Ifonti.com – JAKARTA. Wacana mengenai potensi aset kripto sebagai agunan atau jaminan di bank telah memicu perdebatan sengit. Usulan inovatif ini, yang pertama kali dilontarkan oleh para pelaku usaha kripto beberapa waktu lalu, kini menjadi sorotan utama dalam ekosistem keuangan.
Menanggapi diskusi ini, Christopher Tahir, Co-founder dari Cryptowatch sekaligus pengelola channel Duit Pintar, menekankan perlunya kajian mendalam. Menurut Christopher, OJK dan pihak perbankan harus melakukan evaluasi cermat untuk menentukan aset/koin kripto mana yang memenuhi kriteria kelayakan sebagai agunan pinjaman dan mana yang tidak. Meskipun ia mendukung gagasan ini, Christopher menggarisbawahi pentingnya pembatasan yang ketat.
“Crypto asset banyak yang tidak bernilai, sehingga ada potensi jaminannya juga hangus tidak bernilai,” ungkap Christopher kepada Kontan, Jumat (22/8/2025), memperingatkan tentang risiko inheren dari volatilitas sebagian besar aset kripto.
Christopher menjelaskan bahwa di negara-negara yang telah mengadopsi aset kripto sebagai agunan di bank, nilai pencairan pinjaman sangat bervariasi, umumnya berkisar antara 50% hingga 70% dari nilai aset kripto, bergantung pada kualitasnya. Jenis aset kripto yang paling sering diterima sebagai jaminan adalah Bitcoin, Ether (Ethereum), USDT, atau USDC. “Sedangkan yang lain, jarang ada yang mau,” tambahnya, menyoroti preferensi terhadap kripto dengan kapitalisasi pasar dan stabilitas yang lebih tinggi.
Mengenai skema pinjaman, Christopher menyebutkan bahwa tenor akan disepakati antara bank dan nasabah. Untuk mitigasi risiko fluktuasi harga, strategi yang umum diterapkan adalah melikuidasi aset kripto ketika nilainya turun ke titik tertentu, menjaga agar nilai agunan tetap proporsional dengan pinjaman.

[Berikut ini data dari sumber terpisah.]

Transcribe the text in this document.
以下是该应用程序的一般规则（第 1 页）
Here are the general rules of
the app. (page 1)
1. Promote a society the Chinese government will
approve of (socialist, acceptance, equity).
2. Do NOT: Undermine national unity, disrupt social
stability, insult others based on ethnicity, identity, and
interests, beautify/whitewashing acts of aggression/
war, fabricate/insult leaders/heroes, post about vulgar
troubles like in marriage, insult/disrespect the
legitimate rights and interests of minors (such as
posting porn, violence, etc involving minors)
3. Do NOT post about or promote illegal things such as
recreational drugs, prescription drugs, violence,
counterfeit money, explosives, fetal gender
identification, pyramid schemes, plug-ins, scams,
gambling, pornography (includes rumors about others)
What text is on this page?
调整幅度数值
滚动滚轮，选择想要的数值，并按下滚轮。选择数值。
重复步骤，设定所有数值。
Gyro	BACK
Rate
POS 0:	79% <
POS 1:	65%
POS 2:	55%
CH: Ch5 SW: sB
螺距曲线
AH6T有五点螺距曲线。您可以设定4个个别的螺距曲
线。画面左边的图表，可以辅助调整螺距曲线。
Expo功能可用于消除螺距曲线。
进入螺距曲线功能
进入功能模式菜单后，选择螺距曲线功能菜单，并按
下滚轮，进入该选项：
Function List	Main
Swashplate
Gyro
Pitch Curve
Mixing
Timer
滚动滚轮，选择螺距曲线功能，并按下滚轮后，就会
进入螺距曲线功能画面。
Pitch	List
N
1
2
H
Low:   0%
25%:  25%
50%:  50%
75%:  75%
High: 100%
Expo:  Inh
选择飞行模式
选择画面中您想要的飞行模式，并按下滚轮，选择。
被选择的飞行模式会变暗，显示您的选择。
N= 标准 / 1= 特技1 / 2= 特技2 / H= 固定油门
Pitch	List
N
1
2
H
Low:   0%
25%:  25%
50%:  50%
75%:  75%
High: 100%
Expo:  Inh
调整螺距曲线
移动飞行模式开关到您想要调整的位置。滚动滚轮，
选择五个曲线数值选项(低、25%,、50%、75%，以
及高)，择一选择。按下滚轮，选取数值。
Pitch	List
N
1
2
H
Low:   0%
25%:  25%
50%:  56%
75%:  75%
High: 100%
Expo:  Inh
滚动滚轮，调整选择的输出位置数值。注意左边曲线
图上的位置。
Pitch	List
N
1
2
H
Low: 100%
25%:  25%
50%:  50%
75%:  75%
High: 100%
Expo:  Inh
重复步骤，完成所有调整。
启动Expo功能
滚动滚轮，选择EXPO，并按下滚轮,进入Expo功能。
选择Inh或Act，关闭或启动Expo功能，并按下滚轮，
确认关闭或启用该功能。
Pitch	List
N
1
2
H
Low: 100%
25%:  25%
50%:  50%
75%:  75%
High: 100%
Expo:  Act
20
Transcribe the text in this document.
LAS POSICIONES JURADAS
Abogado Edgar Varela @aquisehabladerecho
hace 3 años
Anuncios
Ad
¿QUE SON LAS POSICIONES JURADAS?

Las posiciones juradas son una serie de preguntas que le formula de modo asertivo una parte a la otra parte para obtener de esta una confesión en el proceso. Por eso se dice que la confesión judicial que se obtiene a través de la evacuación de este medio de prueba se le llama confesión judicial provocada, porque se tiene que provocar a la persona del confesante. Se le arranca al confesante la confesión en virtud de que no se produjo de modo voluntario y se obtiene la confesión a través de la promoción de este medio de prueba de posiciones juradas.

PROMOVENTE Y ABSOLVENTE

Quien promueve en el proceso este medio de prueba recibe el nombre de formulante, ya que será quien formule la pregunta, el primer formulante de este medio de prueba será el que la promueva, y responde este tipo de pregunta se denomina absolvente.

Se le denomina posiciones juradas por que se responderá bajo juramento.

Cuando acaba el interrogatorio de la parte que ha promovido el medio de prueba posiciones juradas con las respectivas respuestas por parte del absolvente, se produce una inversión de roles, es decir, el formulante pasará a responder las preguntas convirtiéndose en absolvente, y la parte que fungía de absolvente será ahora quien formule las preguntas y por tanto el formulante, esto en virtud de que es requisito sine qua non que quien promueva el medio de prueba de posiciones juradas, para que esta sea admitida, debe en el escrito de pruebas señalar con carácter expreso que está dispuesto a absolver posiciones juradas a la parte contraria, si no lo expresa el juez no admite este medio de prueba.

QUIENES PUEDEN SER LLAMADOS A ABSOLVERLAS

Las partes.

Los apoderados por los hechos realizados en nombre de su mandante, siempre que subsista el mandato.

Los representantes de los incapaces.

Senada dengan pandangan tersebut, Calvin Kizana, CEO Tokocrypto, memaparkan bahwa model pinjaman dengan jaminan aset kripto bukanlah hal baru di kancah global. Di Amerika Serikat dan Eropa, sudah banyak perusahaan fintech serta bank digital seperti BlockFi dan Nexo yang sukses menawarkan produk pinjaman berbasis dolar dengan Bitcoin atau Ethereum sebagai agunan.
Calvin juga menunjuk ke Singapura, di mana beberapa perusahaan keuangan terdaftar telah menyediakan layanan serupa di bawah pengawasan ketat dari regulator setempat. “Praktik ini menunjukkan bahwa meskipun berpotensi memberikan nilai tambah bagi ekosistem keuangan, implementasinya tetap membutuhkan regulasi yang matang dan infrastruktur risiko yang kuat,” tegas Calvin, menekankan bahwa keberhasilan adopsi aset kripto sebagai agunan sangat bergantung pada kerangka kerja yang solid dan prudent.
Ringkasan
Penggunaan aset kripto sebagai jaminan utang di perbankan tengah dikaji. Christopher Tahir menekankan perlunya evaluasi ketat oleh OJK dan perbankan untuk menentukan aset kripto yang layak sebagai agunan, mengingat volatilitasnya dan potensi penurunan nilai. Di negara lain yang telah menerapkannya, nilai pencairan pinjaman bervariasi (50-70%), dengan Bitcoin, Ether, USDT, dan USDC sebagai aset kripto yang umum diterima.
Calvin Kizana menambahkan bahwa model ini sudah ada di AS dan Eropa, serta Singapura dengan pengawasan ketat regulator. Penerapannya membutuhkan regulasi yang matang dan infrastruktur manajemen risiko yang kuat untuk meminimalisir kerugian akibat fluktuasi harga aset kripto. Strategi likuidasi aset jika harga turun menjadi praktik umum untuk mitigasi risiko.